フランス生まれでアメリカに帰化した現代音楽の作曲家、エドガー・ヴァレーズの4作品を収録したアルバム。ピエール・ブーレーズ指揮による再録音。演奏はシカゴ交響楽団。1995–1996年に録音。2001年にドイツ・グラモフォンから発売された。

『アメリカ』(1918–1921年。1927年改訂)は、パトカーのサイレンを含む、11人の奏者による打楽器群を追加した大規模なオーケストラのための管弦楽曲。ストラヴィンスキーの『春の祭典』(1913年)に似た原始的なダイナミズムと不協和音、複雑なポリフォニーが特徴で、ニューヨークのような大都会の喧騒と騒音を連想させる。

『アルカナ』(1925–1927年)は、40人の打楽器奏者を含む総勢120人の大規模なオーケストラのための交響詩。
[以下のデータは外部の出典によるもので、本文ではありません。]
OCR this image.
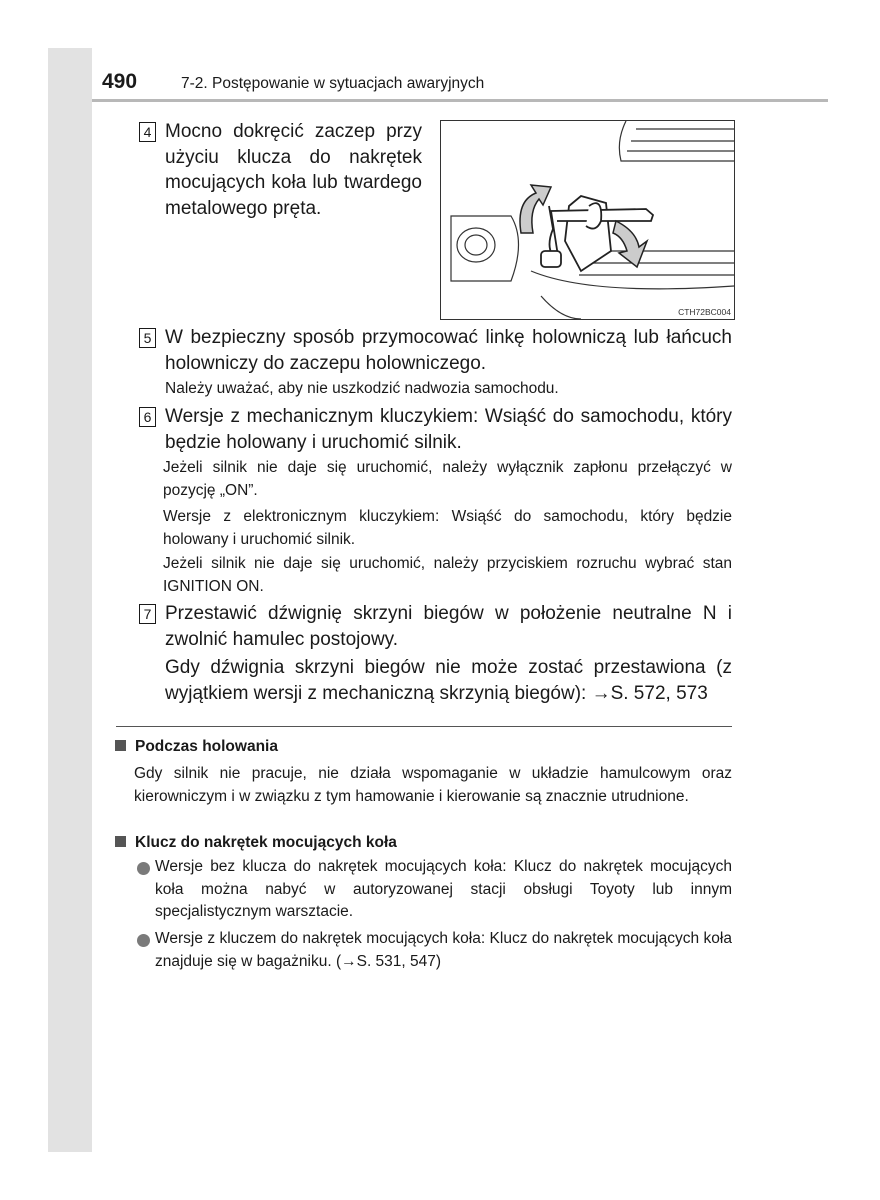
490	7-2. Postępowanie w sytuacjach awaryjnych
4 Mocno dokręcić zaczep przy użyciu klucza do nakrętek mocujących koła lub twardego metalowego pręta.
CTH72BC004
5 W bezpieczny sposób przymocować linkę holowniczą lub łańcuch holowniczy do zaczepu holowniczego.
Należy uważać, aby nie uszkodzić nadwozia samochodu.
6 Wersje z mechanicznym kluczykiem: Wsiąść do samochodu, który będzie holowany i uruchomić silnik.
Jeżeli silnik nie daje się uruchomić, należy wyłącznik zapłonu przełączyć w pozycję „ON”.
Wersje z elektronicznym kluczykiem: Wsiąść do samochodu, który będzie holowany i uruchomić silnik.
Jeżeli silnik nie daje się uruchomić, należy przyciskiem rozruchu wybrać stan IGNITION ON.
7 Przestawić dźwignię skrzyni biegów w położenie neutralne N i zwolnić hamulec postojowy.
Gdy dźwignia skrzyni biegów nie może zostać przestawiona (z wyjątkiem wersji z mechaniczną skrzynią biegów): →S. 572, 573
Podczas holowania
Gdy silnik nie pracuje, nie działa wspomaganie w układzie hamulcowym oraz kierowniczym i w związku z tym hamowanie i kierowanie są znacznie utrudnione.
Klucz do nakrętek mocujących koła
Wersje bez klucza do nakrętek mocujących koła: Klucz do nakrętek mocujących koła można nabyć w autoryzowanej stacji obsługi Toyoty lub innym specjalistycznym warsztacie.
Wersje z kluczem do nakrętek mocujących koła: Klucz do nakrętek mocujących koła znajduje się w bagażniku. (→S. 531, 547)
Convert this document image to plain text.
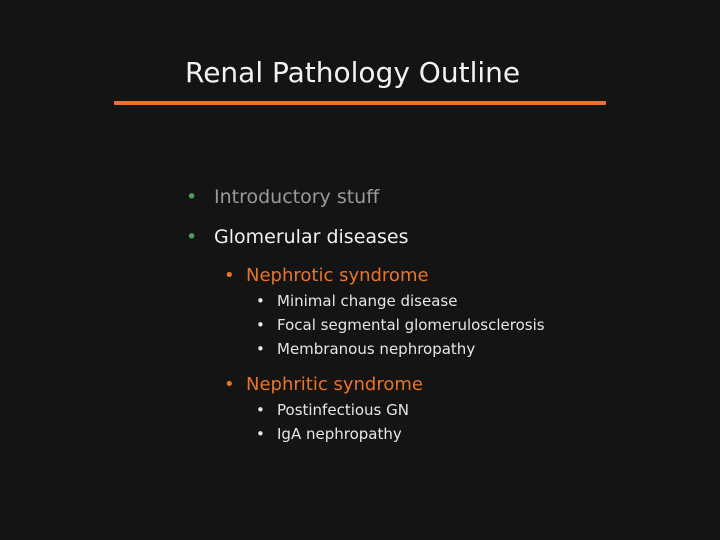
Renal Pathology Outline
• Introductory stuff
• Glomerular diseases
• Nephrotic syndrome
• Minimal change disease
• Focal segmental glomerulosclerosis
• Membranous nephropathy
• Nephritic syndrome
• Postinfectious GN
• IgA nephropathy
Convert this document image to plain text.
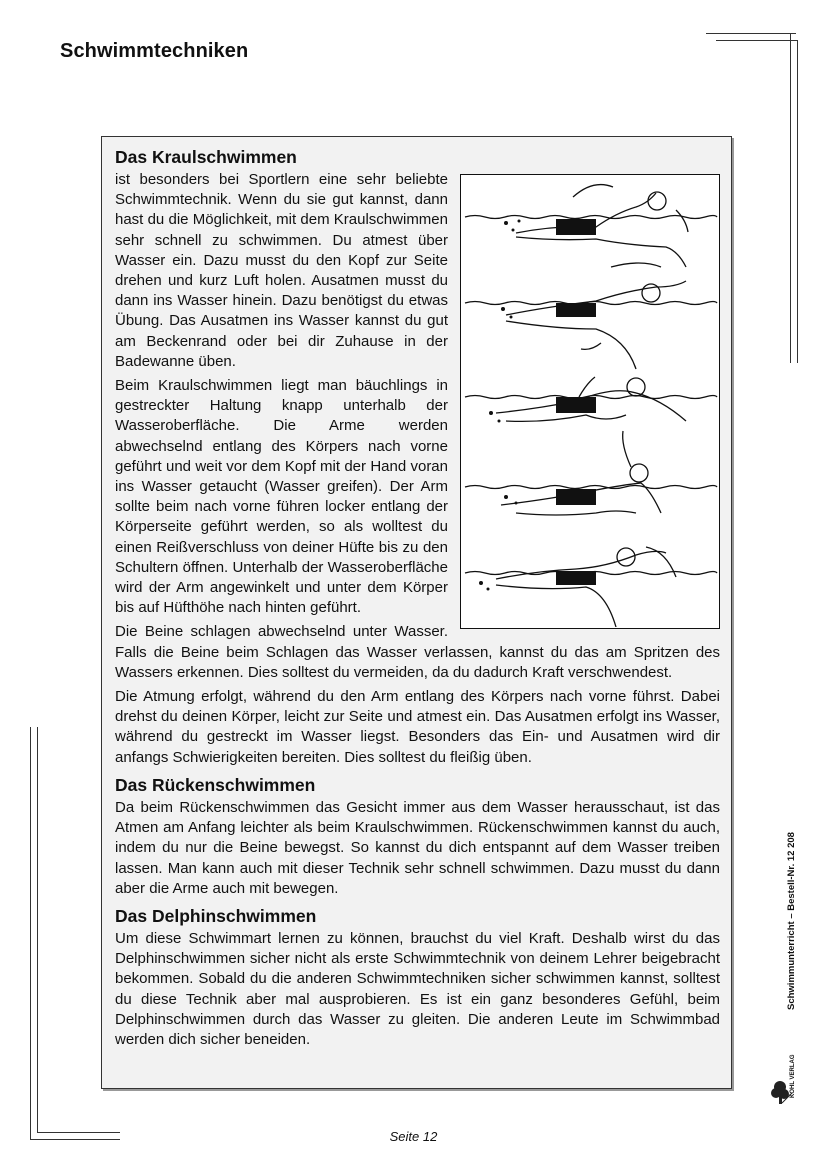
Schwimmtechniken
Das Kraulschwimmen

ist besonders bei Sportlern eine sehr beliebte Schwimmtechnik. Wenn du sie gut kannst, dann hast du die Möglichkeit, mit dem Kraulschwimmen sehr schnell zu schwimmen. Du atmest über Wasser ein. Dazu musst du den Kopf zur Seite drehen und kurz Luft holen. Ausatmen musst du dann ins Wasser hinein. Dazu benötigst du etwas Übung. Das Ausatmen ins Wasser kannst du gut am Beckenrand oder bei dir Zuhause in der Badewanne üben.

Beim Kraulschwimmen liegt man bäuchlings in gestreckter Haltung knapp unterhalb der Wasseroberfläche. Die Arme werden abwechselnd entlang des Körpers nach vorne geführt und weit vor dem Kopf mit der Hand voran ins Wasser getaucht (Wasser greifen). Der Arm sollte beim nach vorne führen locker entlang der Körperseite geführt werden, so als wolltest du einen Reißverschluss von deiner Hüfte bis zu den Schultern öffnen. Unterhalb der Wasseroberfläche wird der Arm angewinkelt und unter dem Körper bis auf Hüfthöhe nach hinten geführt.

Die Beine schlagen abwechselnd unter Wasser. Falls die Beine beim Schlagen das Wasser verlassen, kannst du das am Spritzen des Wassers erkennen. Dies solltest du vermeiden, da du dadurch Kraft verschwendest.

Die Atmung erfolgt, während du den Arm entlang des Körpers nach vorne führst. Dabei drehst du deinen Körper, leicht zur Seite und atmest ein. Das Ausatmen erfolgt ins Wasser, während du gestreckt im Wasser liegst. Besonders das Ein- und Ausatmen wird dir anfangs Schwierigkeiten bereiten. Dies solltest du fleißig üben.

Das Rückenschwimmen

Da beim Rückenschwimmen das Gesicht immer aus dem Wasser herausschaut, ist das Atmen am Anfang leichter als beim Kraulschwimmen. Rückenschwimmen kannst du auch, indem du nur die Beine bewegst. So kannst du dich entspannt auf dem Wasser treiben lassen. Man kann auch mit dieser Technik sehr schnell schwimmen. Dazu musst du dann aber die Arme auch mit bewegen.

Das Delphinschwimmen

Um diese Schwimmart lernen zu können, brauchst du viel Kraft. Deshalb wirst du das Delphinschwimmen sicher nicht als erste Schwimmtechnik von deinem Lehrer beigebracht bekommen. Sobald du die anderen Schwimmtechniken sicher schwimmen kannst, solltest du diese Technik aber mal ausprobieren. Es ist ein ganz besonderes Gefühl, beim Delphinschwimmen durch das Wasser zu gleiten. Die anderen Leute im Schwimmbad werden dich sicher beneiden.

Schwimmunterricht – Bestell-Nr. 12 208
KOHL VERLAG
Seite 12
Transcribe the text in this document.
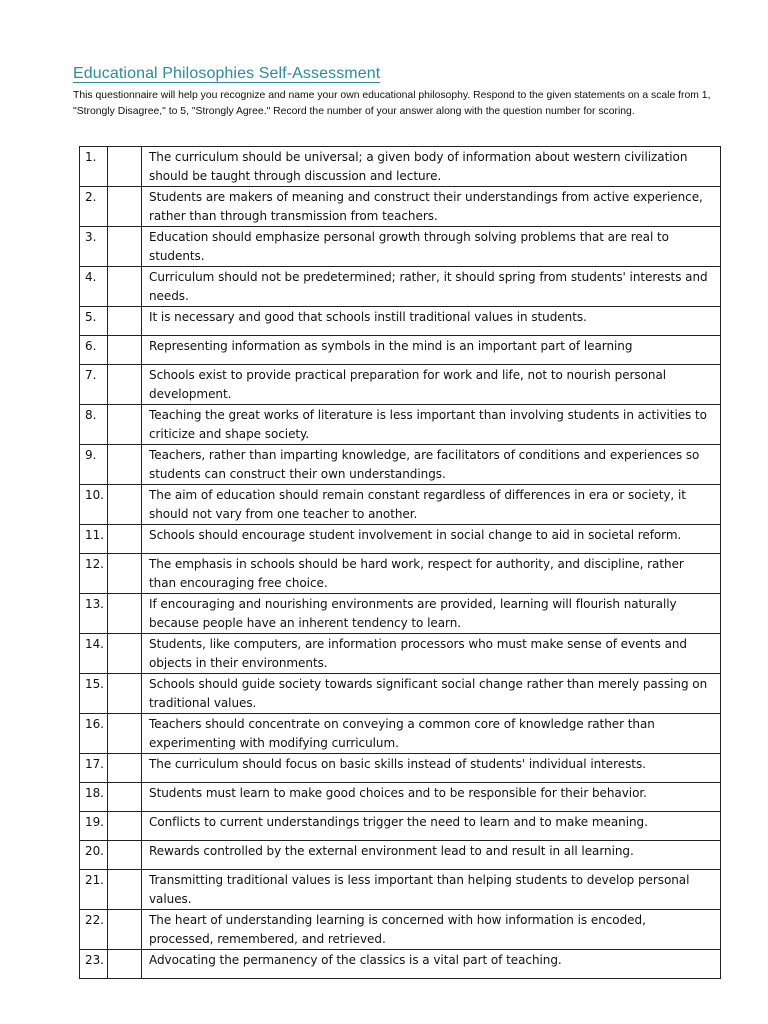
Educational Philosophies Self-Assessment
This questionnaire will help you recognize and name your own educational philosophy. Respond to the given statements on a scale from 1, "Strongly Disagree," to 5, "Strongly Agree." Record the number of your answer along with the question number for scoring.
1.		The curriculum should be universal; a given body of information about western civilization should be taught through discussion and lecture.

2.		Students are makers of meaning and construct their understandings from active experience, rather than through transmission from teachers.

3.		Education should emphasize personal growth through solving problems that are real to students.

4.		Curriculum should not be predetermined; rather, it should spring from students' interests and needs.

5.		It is necessary and good that schools instill traditional values in students.

6.		Representing information as symbols in the mind is an important part of learning

7.		Schools exist to provide practical preparation for work and life, not to nourish personal development.

8.		Teaching the great works of literature is less important than involving students in activities to criticize and shape society.

9.		Teachers, rather than imparting knowledge, are facilitators of conditions and experiences so students can construct their own understandings.

10.		The aim of education should remain constant regardless of differences in era or society, it should not vary from one teacher to another.

11.		Schools should encourage student involvement in social change to aid in societal reform.

12.		The emphasis in schools should be hard work, respect for authority, and discipline, rather than encouraging free choice.

13.		If encouraging and nourishing environments are provided, learning will flourish naturally because people have an inherent tendency to learn.

14.		Students, like computers, are information processors who must make sense of events and objects in their environments.

15.		Schools should guide society towards significant social change rather than merely passing on traditional values.

16.		Teachers should concentrate on conveying a common core of knowledge rather than experimenting with modifying curriculum.

17.		The curriculum should focus on basic skills instead of students' individual interests.

18.		Students must learn to make good choices and to be responsible for their behavior.

19.		Conflicts to current understandings trigger the need to learn and to make meaning.

20.		Rewards controlled by the external environment lead to and result in all learning.

21.		Transmitting traditional values is less important than helping students to develop personal values.

22.		The heart of understanding learning is concerned with how information is encoded, processed, remembered, and retrieved.

23.		Advocating the permanency of the classics is a vital part of teaching.
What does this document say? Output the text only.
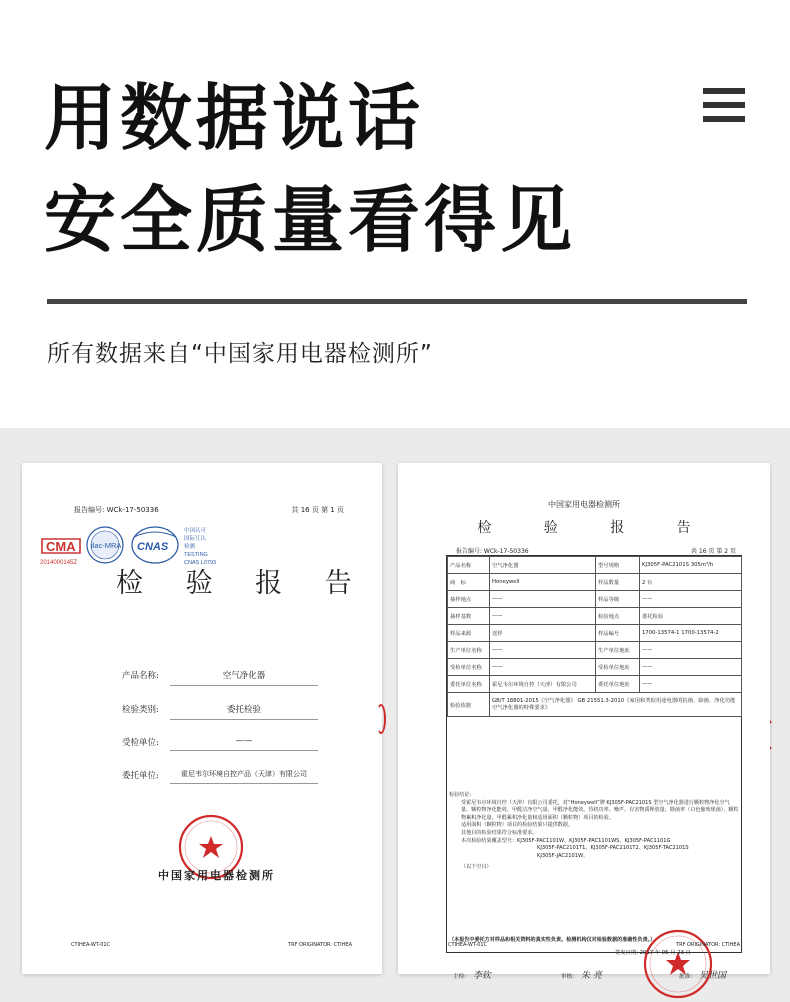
用数据说话
安全质量看得见
所有数据来自“中国家用电器检测所”
报告编号: WCk-17-50336	共 16 页 第 1 页
CMA
2014000145Z
ilac-MRA CNAS
中国认可
国际互认
检测
TESTING
CNAS L0793
检 验 报 告
产品名称:	空气净化器
检验类别:	委托检验
受检单位:	——
委托单位:	霍尼韦尔环境自控产品（天津）有限公司
中国家用电器检测所
CTIHEA-WT-01C	TRF ORIGINATOR: CTIHEA
中国家用电器检测所
检 验 报 告
报告编号: WCk-17-50336	共 16 页 第 2 页
产品名称	空气净化器	型号规格	KJ305F-PAC2101S 305m³/h
商　标	Honeywell	样品数量	2 台
抽样地点	——	样品等级	——
抽样基数	——	检验地点	委托检验
样品来源	送样	样品编号	1700-13574-1 1700-13574-2
生产单位名称	——	生产单位地址	——
受检单位名称	——	受检单位地址	——
委托单位名称	霍尼韦尔环境自控（天津）有限公司	委托单位地址	——
检验依据	GB/T 18801-2015《空气净化器》 GB 21551.3-2010《家用和类似用途电器的抗菌、除菌、净化功能 空气净化器的特殊要求》		

检验结论:

受霍尼韦尔环境自控（天津）有限公司委托，对“Honeywell”牌 KJ305F-PAC2101S 型空气净化器进行颗粒物净化空气量、颗粒物净化能效、甲醛洁净空气量、甲醛净化能效、待机功率、噪声、有害物质释放量、除菌率（白色葡萄球菌）、颗粒物累积净化量、甲醛累积净化量和适用面积（颗粒物）项目的检验。

适用面积（颗粒物）项目的检验结果只提供数据。

其他目的检验结果符合标准要求。

本次检验结果覆盖型号：KJ305F-PAC1101W、KJ305F-PAC1101WS、KJ305F-PAC1101G

KJ305F-PAC2101T1、KJ305F-PAC2101T2、KJ305F-TAC2101S

KJ305F-JAC2101W。

（以下空白）

（本报告中委托方对样品和相关资料的真实性负责。检测机构仅对检验数据的准确性负责。）
签发日期: 2017 年 06 月 23 日
主检: 李钦	审核: 朱 亮	批准: 吴世国
CTIHEA-WT-01C	TRF ORIGINATOR: CTIHEA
古典派音楽のモティーフと斬新な音響を組み合わせた、「組織された音響」(エドガー・ヴァレーズ)としての統一感を持つ作品。

『デゼール(砂漠)』(1950–1954年)は、14管(金管と木管)と5つの打楽器、ピアノと2トラックの電子テープのアンサンブルのための曲。

『イオニザシオン(電離)』(1929–1931年)は、イタリア未来派のルイージ・ルッソロとフィリッポ・トンマーゾ・マリネッティの影響下で作曲された、13人の打楽器奏者のためのパーカッション・アンサンブル曲。チャイム、ピアノ、ベル、2つの(高音と低音の)消防車用のサイレンを含む37の打楽器で演奏される。 西洋音楽史上初の、パーカッション・アンサンブルのみのために作曲されたコンサートホール用の楽曲。